Pressemitteilung

CSU-Sozialpolitiker informieren sich in Brüssel – Subsidiaritätsprinzip mit Leben füllen

„Nur durch gemeinsames Handeln auf allen politischen Ebenen erreichen wir das Optimale für Bayern“, stellte der Dachauer Stimmkreisabgeordnete im Landtag, Bernhard Seidenath, heute nach einer Informationsfahrt nach Brüssel fest.
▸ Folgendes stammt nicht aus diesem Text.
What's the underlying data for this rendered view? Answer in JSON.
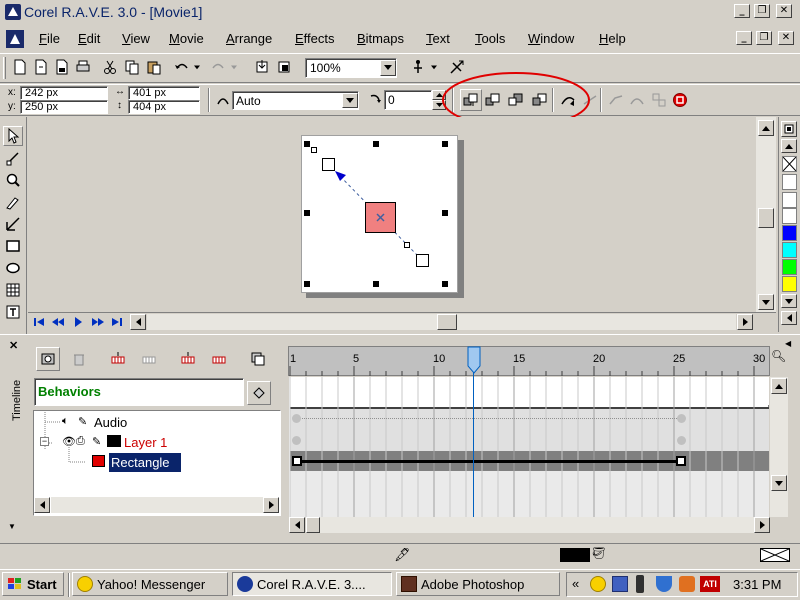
{
  "window": {
    "title": "Corel R.A.V.E. 3.0 - [Movie1]",
    "title_color": "#0a246a"
  },
  "menu": {
    "items": [
      {
        "label": "File",
        "key": "F",
        "rest": "ile"
      },
      {
        "label": "Edit",
        "key": "E",
        "rest": "dit"
      },
      {
        "label": "View",
        "key": "V",
        "rest": "iew"
      },
      {
        "label": "Movie",
        "key": "M",
        "rest": "ovie"
      },
      {
        "label": "Arrange",
        "key": "A",
        "rest": "rrange"
      },
      {
        "label": "Effects",
        "key": "E",
        "rest": "ffects"
      },
      {
        "label": "Bitmaps",
        "key": "B",
        "rest": "itmaps"
      },
      {
        "label": "Text",
        "key": "T",
        "rest": "ext"
      },
      {
        "label": "Tools",
        "key": "T",
        "rest": "ools"
      },
      {
        "label": "Window",
        "key": "W",
        "rest": "indow"
      },
      {
        "label": "Help",
        "key": "H",
        "rest": "elp"
      }
    ]
  },
  "toolbar": {
    "zoom_value": "100%"
  },
  "property_bar": {
    "x_label": "x:",
    "x_value": "242 px",
    "y_label": "y:",
    "y_value": "250 px",
    "width_value": "401 px",
    "height_value": "404 px",
    "tween_value": "Auto",
    "rotation_value": "0",
    "highlight_color": "#e00000"
  },
  "timeline": {
    "label": "Timeline",
    "behaviors_label": "Behaviors",
    "behaviors_color": "#008000",
    "frame_numbers": [
      "1",
      "5",
      "10",
      "15",
      "20",
      "25",
      "30"
    ],
    "current_frame": 12,
    "layers": [
      {
        "name": "Audio",
        "color": "#000000"
      },
      {
        "name": "Layer 1",
        "color": "#cc0000"
      },
      {
        "name": "Rectangle",
        "color": "#ffffff",
        "selected_bg": "#0a246a"
      }
    ]
  },
  "palette": {
    "colors": [
      "#ffffff",
      "#0000ff",
      "#00ffff",
      "#00ff00",
      "#ffff00"
    ]
  },
  "shape": {
    "fill": "#f08080"
  },
  "taskbar": {
    "start_label": "Start",
    "tasks": [
      {
        "label": "Yahoo! Messenger"
      },
      {
        "label": "Corel R.A.V.E. 3...."
      },
      {
        "label": "Adobe Photoshop"
      }
    ],
    "clock": "3:31 PM"
  }
}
Ziel der Reise, die die Mitglieder des Arbeitskreises für Soziales, Familie und Arbeit der CSU-Landtagsfraktion unternommen hatten, war es, die Kontakte zum Europäischen Parlament sowie zur Kommission zu vertiefen, um die Interessen Bayerns und der jeweiligen Stimmkreise direkt in Brüssel einbringen zu können.
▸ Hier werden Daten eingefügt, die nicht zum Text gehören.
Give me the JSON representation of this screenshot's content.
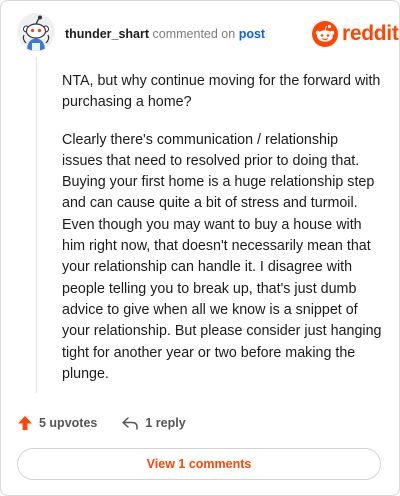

„Die CSU setzt sich auf landes-, bundes- sowie europapolitischer Ebene mit allem Nachdruck dafür ein, dass Entscheidungen, soweit es geht, vor Ort getroffen werden. Dieses so genannte Subsidiaritätsprinzip müssen wir mit Leben erfüllen“, erläuterte Seidenath die Grundphilosophie der CSU gerade auch gegenüber Vorhaben aus Brüssel. Dabei gebe es allerdings durchaus gute und wichtige Initiativen der Europäischen Kommission. Beispielhaft nannte der Abgeordnete die vielen Projekte, die in strukturschwachen Regionen mit Mitteln aus dem Europäischen Sozialfonds (ESF) Beschäftigungsmöglichkeiten schaffen. Ein aktuelles Beispiel sei zudem die Allianz von Mitgliedern der CSU-Europagruppe mit den Sozialpolitikern der CSU-Landtagsfraktion für ein europäisches Bürgerbegehren für einen arbeitsfreien Sonntag.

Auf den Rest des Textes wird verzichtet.